Tupua Tamasese Meaʻole
Tupua Tamasese Mea’ole
|Head of State of Samoa|
(O le Ao o le Malo)
1 January 1962 – 5 April 1963
Serving with Malietoa Tanumafili II
|Prime Minister||Fiame Mata'afa Faumuina Mulinu'u II|
|Preceded by||John Bird Wright |
(As High Commissioner)
|Succeeded by||Malietoa Tanumafili II |
(As sole Head of State)
|Preceded by||Tupua Tamasese Lealofi III|
|Succeeded by||Tupua Tamasese Lealofi IV|
|Member of the Legislative Assembly|
|Member of the Legislative Council|
|Born||3 June 1905|
Vaimoso, German Samoa
|Died||5 April 1963(aged 57)|
|Children||4 including Tui Atua Tupua Tamasese Efi|
He was born in Vaimoso 1905 as the one of three sons of Tupua Tamasese Lealofi II. He was educated at the Marist school in Apia. In 1929 he became Tupua Tamasese when his elder brother Tupua Tamasese Lealofi III was assassinated by colonial police during a Mau parade in Apia.
He married Noue in 1934, a daughter of Olaf Frederick Nelson. The couple had four children; two daughters and two sons. In 1936 he was appointed to the Legislative Council, and in 1938 he was appointed as one of the Fautua (advisor to the Administrator). In the same year he became president of the Mau. As a Fautua, he continued to serve in the Legislative Council and its successor, the Legislative Assembly until 1957. He was also a member of the Council of State and the Executive Council until 1959.

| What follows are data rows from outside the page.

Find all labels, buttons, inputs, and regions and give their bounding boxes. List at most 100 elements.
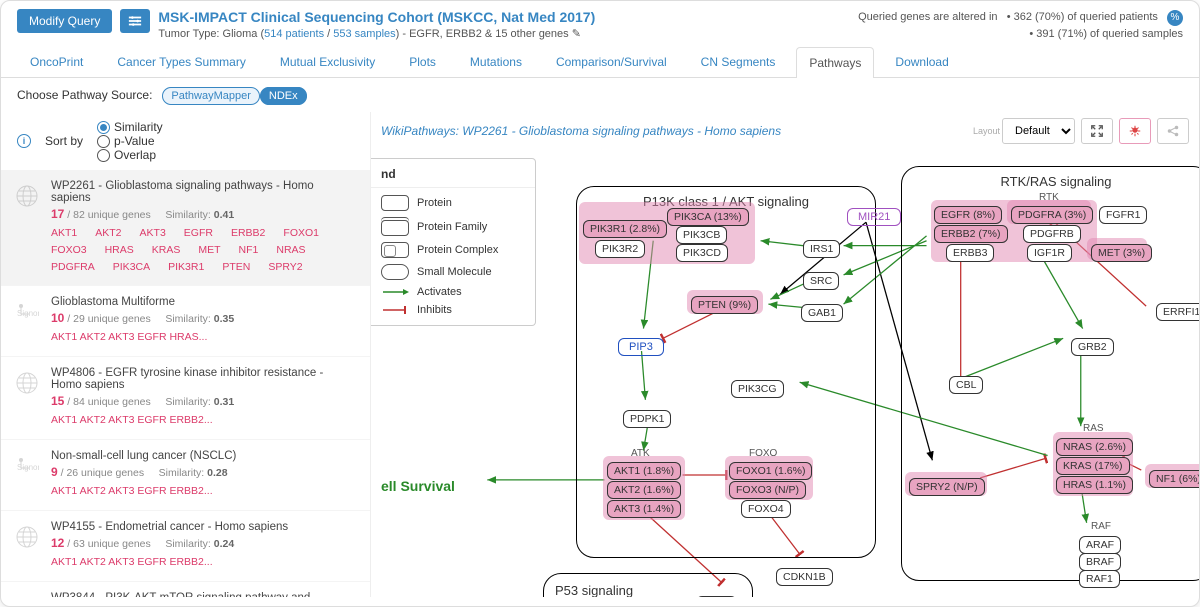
gene-pten[interactable]: PTEN (9%) <box>691 296 758 314</box>
region-label-rtk: RTK/RAS signaling <box>901 174 1199 189</box>
gene-foxo3[interactable]: FOXO3 (N/P) <box>729 481 806 499</box>
pathway-item[interactable]: WP2261 - Glioblastoma signaling pathways… <box>1 170 370 286</box>
survival-label: ell Survival <box>381 478 455 494</box>
sort-option-overlap[interactable]: Overlap <box>97 148 163 162</box>
pathway-item[interactable]: Signor Glioblastoma Multiforme 10 / 29 uni… <box>1 286 370 357</box>
settings-icon-button[interactable] <box>120 9 150 33</box>
patient-count: 514 <box>264 28 282 40</box>
pathway-title: WP3844 - PI3K-AKT-mTOR signaling pathway… <box>51 592 354 597</box>
modify-query-button[interactable]: Modify Query <box>17 9 112 33</box>
wiki-icon <box>15 371 39 395</box>
fit-icon[interactable] <box>1081 118 1113 144</box>
tab-cancer-types-summary[interactable]: Cancer Types Summary <box>104 46 259 77</box>
pathway-canvas[interactable]: nd Protein Protein Family Protein Comple… <box>371 148 1199 597</box>
gene-nf1[interactable]: NF1 (6%) <box>1149 470 1199 488</box>
node-mir21[interactable]: MIR21 <box>847 208 901 226</box>
tab-plots[interactable]: Plots <box>396 46 449 77</box>
gene-braf[interactable]: BRAF <box>1079 553 1121 571</box>
gene-foxo4[interactable]: FOXO4 <box>741 500 791 518</box>
legend-title: nd <box>371 165 535 188</box>
study-info: MSK-IMPACT Clinical Sequencing Cohort (M… <box>158 9 595 40</box>
tab-download[interactable]: Download <box>882 46 961 77</box>
gene-pdgfra[interactable]: PDGFRA (3%) <box>1011 206 1093 224</box>
gene-igf1r[interactable]: IGF1R <box>1027 244 1072 262</box>
pathway-genes: AKT1 AKT2 AKT3 EGFR ERBB2... <box>51 483 354 500</box>
pathway-title: Glioblastoma Multiforme <box>51 296 354 308</box>
legend-protein: Protein <box>371 192 535 214</box>
gene-src[interactable]: SRC <box>803 272 839 290</box>
gene-hras[interactable]: HRAS (1.1%) <box>1056 476 1133 494</box>
gene-gab1[interactable]: GAB1 <box>801 304 843 322</box>
gene-pdgfrb[interactable]: PDGFRB <box>1023 225 1081 243</box>
tab-comparison-survival[interactable]: Comparison/Survival <box>543 46 680 77</box>
gene-pik3ca[interactable]: PIK3CA (13%) <box>667 208 749 226</box>
share-icon[interactable] <box>1157 118 1189 144</box>
content-header: WikiPathways: WP2261 - Glioblastoma sign… <box>371 112 1199 151</box>
gene-erbb3[interactable]: ERBB3 <box>946 244 994 262</box>
source-pill-ndex[interactable]: NDEx <box>260 87 307 105</box>
pathway-stats: 15 / 84 unique genes Similarity: 0.31 <box>51 394 354 408</box>
legend-family: Protein Family <box>371 214 535 239</box>
wiki-icon <box>15 525 39 549</box>
gene-met[interactable]: MET (3%) <box>1091 244 1152 262</box>
highlight-icon[interactable] <box>1119 118 1151 144</box>
gene-cdkn1b[interactable]: CDKN1B <box>776 568 833 586</box>
pathway-stats: 17 / 82 unique genes Similarity: 0.41 <box>51 207 354 221</box>
tab-pathways[interactable]: Pathways <box>796 47 874 78</box>
tab-mutations[interactable]: Mutations <box>457 46 535 77</box>
pathway-item[interactable]: WP4155 - Endometrial cancer - Homo sapie… <box>1 511 370 582</box>
legend-panel: nd Protein Protein Family Protein Comple… <box>371 158 536 326</box>
main-tabs: OncoPrint Cancer Types Summary Mutual Excl… <box>1 46 1199 78</box>
gene-irs1[interactable]: IRS1 <box>803 240 840 258</box>
gene-tsc1[interactable]: TSC1 <box>696 596 737 597</box>
gene-foxo1[interactable]: FOXO1 (1.6%) <box>729 462 812 480</box>
gene-akt2[interactable]: AKT2 (1.6%) <box>607 481 681 499</box>
gene-pik3r1[interactable]: PIK3R1 (2.8%) <box>583 220 667 238</box>
wiki-icon <box>15 184 39 208</box>
gene-spry2[interactable]: SPRY2 (N/P) <box>909 478 985 496</box>
gene-fgfr1[interactable]: FGFR1 <box>1099 206 1147 224</box>
pathway-stats: 12 / 63 unique genes Similarity: 0.24 <box>51 536 354 550</box>
link-icon[interactable]: % <box>1167 10 1183 26</box>
tab-oncoprint[interactable]: OncoPrint <box>17 46 96 77</box>
gene-kras[interactable]: KRAS (17%) <box>1056 457 1130 475</box>
diagram-panel: WikiPathways: WP2261 - Glioblastoma sign… <box>371 112 1199 597</box>
gene-pik3cb[interactable]: PIK3CB <box>676 226 727 244</box>
source-pill-pathwaymapper[interactable]: PathwayMapper <box>162 87 260 105</box>
sort-label: Sort by <box>45 134 83 148</box>
pathway-source-row: Choose Pathway Source: PathwayMapperNDEx <box>1 78 1199 112</box>
gene-pik3cd[interactable]: PIK3CD <box>676 244 728 262</box>
pathway-item[interactable]: WP3844 - PI3K-AKT-mTOR signaling pathway… <box>1 582 370 597</box>
info-icon[interactable]: i <box>17 134 31 148</box>
tab-mutual-exclusivity[interactable]: Mutual Exclusivity <box>267 46 388 77</box>
layout-select[interactable]: Default <box>1002 118 1075 144</box>
header-left: Modify Query MSK-IMPACT Clinical Sequenc… <box>17 9 595 40</box>
tab-cn-segments[interactable]: CN Segments <box>688 46 789 77</box>
pathway-title: WP2261 - Glioblastoma signaling pathways… <box>51 180 354 204</box>
node-pip3[interactable]: PIP3 <box>618 338 664 356</box>
gene-grb2[interactable]: GRB2 <box>1071 338 1114 356</box>
study-subtitle: Tumor Type: Glioma (514 patients / 553 s… <box>158 27 595 40</box>
pathway-genes: AKT1 AKT2 AKT3 EGFR ERBB2... <box>51 554 354 571</box>
gene-egfr[interactable]: EGFR (8%) <box>934 206 1002 224</box>
gene-akt3[interactable]: AKT3 (1.4%) <box>607 500 681 518</box>
signor-icon: Signor <box>15 300 39 324</box>
gene-cbl[interactable]: CBL <box>949 376 983 394</box>
gene-nras[interactable]: NRAS (2.6%) <box>1056 438 1133 456</box>
gene-raf1[interactable]: RAF1 <box>1079 570 1120 588</box>
header: Modify Query MSK-IMPACT Clinical Sequenc… <box>1 1 1199 46</box>
study-title[interactable]: MSK-IMPACT Clinical Sequencing Cohort (M… <box>158 9 595 25</box>
gene-akt1[interactable]: AKT1 (1.8%) <box>607 462 681 480</box>
gene-araf[interactable]: ARAF <box>1079 536 1121 554</box>
gene-errfi1[interactable]: ERRFI1 <box>1156 303 1199 321</box>
gene-pdpk1[interactable]: PDPK1 <box>623 410 671 428</box>
pathway-stats: 10 / 29 unique genes Similarity: 0.35 <box>51 311 354 325</box>
gene-erbb2[interactable]: ERBB2 (7%) <box>934 225 1008 243</box>
pathway-item[interactable]: WP4806 - EGFR tyrosine kinase inhibitor … <box>1 357 370 440</box>
pathway-item[interactable]: SignorNon-small-cell lung cancer (NSCLC)… <box>1 440 370 511</box>
sort-option-p-value[interactable]: p-Value <box>97 134 163 148</box>
gene-pik3r2[interactable]: PIK3R2 <box>595 240 645 258</box>
sort-option-similarity[interactable]: Similarity <box>97 120 163 134</box>
layout-label: Layout <box>973 126 1000 136</box>
gene-pik3cg[interactable]: PIK3CG <box>731 380 784 398</box>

Away from politics, Tamasese was involved in business, serving as chair of the board of the Western Samoa Trust Estates Corporation, a director of the Bank of Western Samoa and a member of the Copra Board. In the 1957 New Year Honours he was appointed a Commander of the Order of the British Empire.
In preparations for independence, Tamasese chaired the constitutional conventions of 1954 and 1960. When Western Samoa attained independence in 1962, the new constitution made Tupua Tamasese and Malietoa Tanumafili II (the two Fautua) joint heads of state.
Upon Tamasese's death in April 1963, Malietoa continued to serve as sole head of state, whilst the title of Tupua Tamasese was passed to his eldest nephew, Tupua Tamasese Lealofi IV, who would go on to become the second Prime Minister of Samoa.